13. Ten aanzien van het verwijt dat eiser doorgaand gedrag vertoont in het onvoldoende respecteren, accepteren en het ondermijnen van het gezag van zijn leidinggevende - de onder 2 verweten gedraging - is de rechtbank van oordeel dat hierbij eisers houding en/of bejegening en/of reactie jegens zijn leidinggevende (ofwel het “ontploffen” van eiser, welk gedrag door eiser niet wordt betwist) en de setting waarin dit gebeurde (in aanwezigheid van anderen) van doorslaggevend betekenis zijn. De rechtbank is van oordeel dat eiser met deze houding ten opzichte van zijn leidinggevende te ver is gegaan en stelt vast dat eiser zich hiermee heeft schuldig gemaakt aan plichtsverzuim. De rechtbank laat daarbij in het midden of er, gelet op de incidenten in 2001 en 2009, sprake is van het vertonen van doorgaand gedrag. Ten aanzien van de onder 3 verweten gedraging dat eiser heeft laten zien dat hij in staat is om onjuiste en ongeloofwaardige verklaringen af te leggen, is de rechtbank van oordeel dat hiervan in ieder geval sprake is met betrekking tot de gang van zaken rond de schade aan de dienstscooter. Verweerder heeft zich terecht op het standpunt gesteld dat van eiser in zijn positie van BOA verwacht mag en moet worden dat hij de waarheid spreekt. De rechtbank is van oordeel dat eiser aanvankelijk doelbewust onjuist over die schade heeft verklaard. Eisers standpunt dat hem het afleggen van wisselende verklaringen niet toegerekend kan worden en dit te wijten is aan stress, is de rechtbank niet gebleken. Weliswaar heeft eiser in beroep een overzicht overgelegd van huisarts [naam arts], maar hieruit blijkt enkel dat eiser voor het eerst op 1 maart 2016 (na het voornemen tot ongevraagd ontslag) de huisarts heeft bezocht in verband met psychische problemen. Dit is naar het oordeel van de rechtbank onvoldoende. Evenmin heeft eiser in de periode september 2015 tot maart 2016 contact gehad met de arbodienst, zoals blijkt uit het emailbericht van 7 augustus 2017. Dus ook hierin kan geen medische onderbouwing voor eisers stelling gevonden. Eisers hiertegen gerichte beroepsgronden slagen niet.
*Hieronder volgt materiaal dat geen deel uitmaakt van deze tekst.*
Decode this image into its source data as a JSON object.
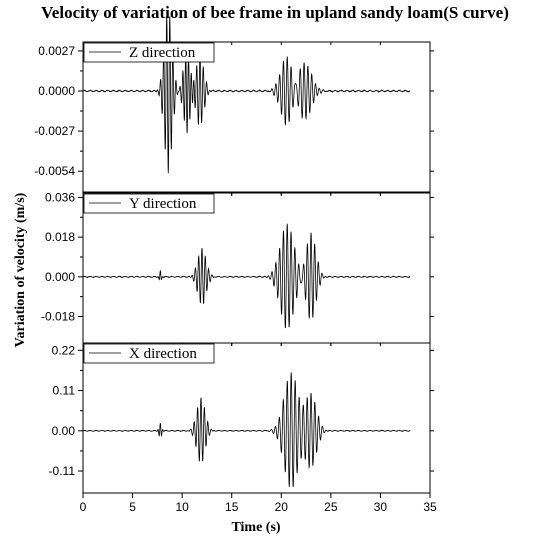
{
  "chart_data": {
    "type": "line",
    "title": "Velocity of variation of bee frame in upland sandy loam(S curve)",
    "xlabel": "Time (s)",
    "ylabel": "Variation of velocity (m/s)",
    "xlim": [
      0,
      35
    ],
    "xticks": [
      "0",
      "5",
      "10",
      "15",
      "20",
      "25",
      "30",
      "35"
    ],
    "grid": false,
    "panels": [
      {
        "name": "Z direction",
        "ylim": [
          -0.0068,
          0.0033
        ],
        "yticks": [
          0.0027,
          0.0,
          -0.0027,
          -0.0054
        ],
        "ytick_labels": [
          "0.0027",
          "0.0000",
          "-0.0027",
          "-0.0054"
        ],
        "events": [
          {
            "t": 8.6,
            "amp": -0.0055,
            "w": 0.55,
            "f": 3.2
          },
          {
            "t": 10.5,
            "amp": -0.0028,
            "w": 0.5,
            "f": 3.5
          },
          {
            "t": 11.8,
            "amp": 0.0024,
            "w": 0.55,
            "f": 3.0
          },
          {
            "t": 20.6,
            "amp": 0.0024,
            "w": 0.9,
            "f": 2.6
          },
          {
            "t": 22.3,
            "amp": 0.002,
            "w": 1.0,
            "f": 2.6
          }
        ],
        "noise": 4e-05
      },
      {
        "name": "Y direction",
        "ylim": [
          -0.03,
          0.038
        ],
        "yticks": [
          0.036,
          0.018,
          0.0,
          -0.018
        ],
        "ytick_labels": [
          "0.036",
          "0.018",
          "0.000",
          "-0.018"
        ],
        "events": [
          {
            "t": 7.8,
            "amp": 0.0025,
            "w": 0.15,
            "f": 4.0
          },
          {
            "t": 12.0,
            "amp": 0.013,
            "w": 0.6,
            "f": 3.0
          },
          {
            "t": 20.6,
            "amp": 0.024,
            "w": 1.0,
            "f": 2.6
          },
          {
            "t": 23.0,
            "amp": 0.02,
            "w": 0.7,
            "f": 2.7
          }
        ],
        "noise": 0.0002
      },
      {
        "name": "X direction",
        "ylim": [
          -0.17,
          0.24
        ],
        "yticks": [
          0.22,
          0.11,
          0.0,
          -0.11
        ],
        "ytick_labels": [
          "0.22",
          "0.11",
          "0.00",
          "-0.11"
        ],
        "events": [
          {
            "t": 7.8,
            "amp": 0.02,
            "w": 0.2,
            "f": 4.0
          },
          {
            "t": 11.9,
            "amp": 0.09,
            "w": 0.6,
            "f": 2.9
          },
          {
            "t": 21.0,
            "amp": 0.16,
            "w": 1.0,
            "f": 2.5
          },
          {
            "t": 23.0,
            "amp": 0.1,
            "w": 0.8,
            "f": 2.6
          }
        ],
        "noise": 0.001
      }
    ]
  }
}
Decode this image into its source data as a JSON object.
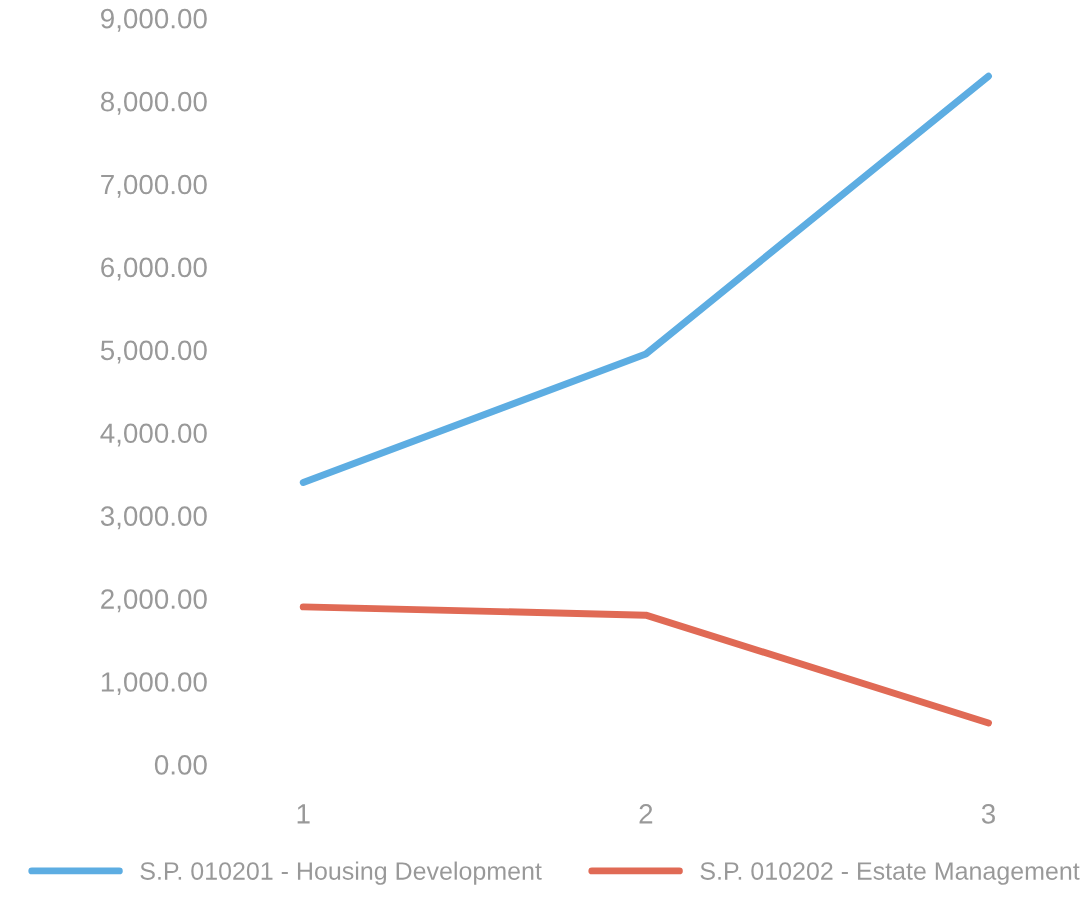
{
  "chart_data": {
    "type": "line",
    "categories": [
      "1",
      "2",
      "3"
    ],
    "series": [
      {
        "name": "S.P. 010201 - Housing Development",
        "color": "#5dade2",
        "values": [
          3400,
          4950,
          8300
        ]
      },
      {
        "name": "S.P. 010202 - Estate Management",
        "color": "#e06a55",
        "values": [
          1900,
          1800,
          500
        ]
      }
    ],
    "ylim": [
      0,
      9000
    ],
    "yticks": [
      {
        "value": 0,
        "label": "0.00"
      },
      {
        "value": 1000,
        "label": "1,000.00"
      },
      {
        "value": 2000,
        "label": "2,000.00"
      },
      {
        "value": 3000,
        "label": "3,000.00"
      },
      {
        "value": 4000,
        "label": "4,000.00"
      },
      {
        "value": 5000,
        "label": "5,000.00"
      },
      {
        "value": 6000,
        "label": "6,000.00"
      },
      {
        "value": 7000,
        "label": "7,000.00"
      },
      {
        "value": 8000,
        "label": "8,000.00"
      },
      {
        "value": 9000,
        "label": "9,000.00"
      }
    ],
    "grid": false,
    "legend": "bottom"
  }
}
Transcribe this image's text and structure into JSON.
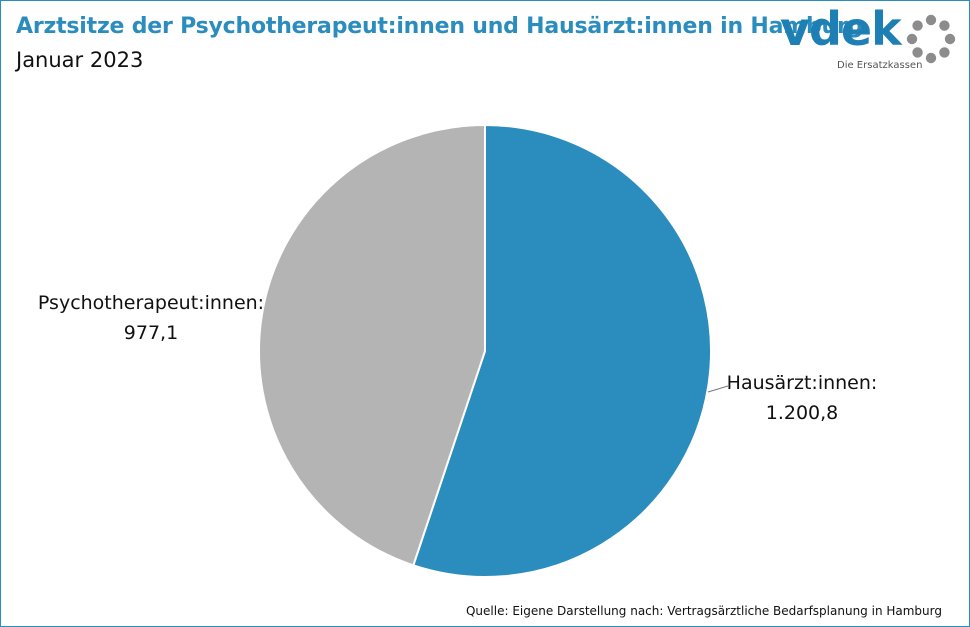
{
  "header": {
    "title": "Arztsitze der Psychotherapeut:innen und Hausärzt:innen in Hamburg",
    "subtitle": "Januar 2023"
  },
  "logo": {
    "wordmark": "vdek",
    "tagline": "Die Ersatzkassen",
    "icon": "ring-of-dots-icon"
  },
  "chart_data": {
    "type": "pie",
    "title": "Arztsitze der Psychotherapeut:innen und Hausärzt:innen in Hamburg",
    "subtitle": "Januar 2023",
    "slices": [
      {
        "label": "Hausärzt:innen:",
        "value": 1200.8,
        "display": "1.200,8",
        "color": "#2b8cbe"
      },
      {
        "label": "Psychotherapeut:innen:",
        "value": 977.1,
        "display": "977,1",
        "color": "#b4b4b4"
      }
    ],
    "start_angle": "12 o'clock, clockwise",
    "legend": "none"
  },
  "footer": {
    "source": "Quelle: Eigene Darstellung nach: Vertragsärztliche Bedarfsplanung in Hamburg"
  },
  "colors": {
    "accent": "#2b8cbe",
    "secondary": "#b4b4b4",
    "logo_dots": "#8c8c8c"
  }
}
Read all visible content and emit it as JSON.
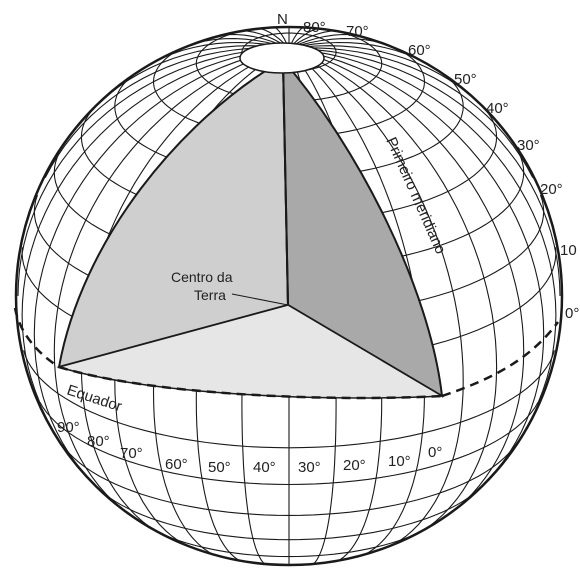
{
  "labels": {
    "north": "N",
    "center": [
      "Centro da",
      "Terra"
    ],
    "prime_meridian": "Primeiro meridiano",
    "equator": "Equador"
  },
  "latitude_labels": [
    "80°",
    "70°",
    "60°",
    "50°",
    "40°",
    "30°",
    "20°",
    "10",
    "0°"
  ],
  "longitude_labels": [
    "90°",
    "80°",
    "70°",
    "60°",
    "50°",
    "40°",
    "30°",
    "20°",
    "10°",
    "0°"
  ],
  "colors": {
    "outline": "#1a1a1a",
    "section_left": "#cfcfcf",
    "section_right": "#a9a9a9",
    "section_bottom": "#e6e6e6",
    "background": "#ffffff"
  }
}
14. De rechtbank is van oordeel dat verweerder niet, zoals verweerder stelt, voor elk verwijt op zichzelf, maar wel voor de verwijten in samenhang bezien en het verwijt onder 1 afzonderlijk mocht concluderen tot de disciplinaire straf van ongevraagd ontslag. Ten aanzien van eisers standpunt dat een ongevraagd ontslag niet evenredig is aan de hem verweten gedraging, is de rechtbank van oordeel dat de opgelegde straf niet onevenredig is te achten aan de aard en ernst van het vastgestelde plichtsverzuim. Verweerder heeft daarbij terecht zwaar laten wegen dat door het gedrag van eiser zijn positie als ambtenaar in het algemeen en die van BOA in het bijzonder onhoudbaar is geworden. Eiser heeft met zijn gedrag het vertrouwen van verweerder onherstelbaar beschadigd.
15. Het beroep is ongegrond. Voor een proceskostenveroordeling bestaat geen aanleiding.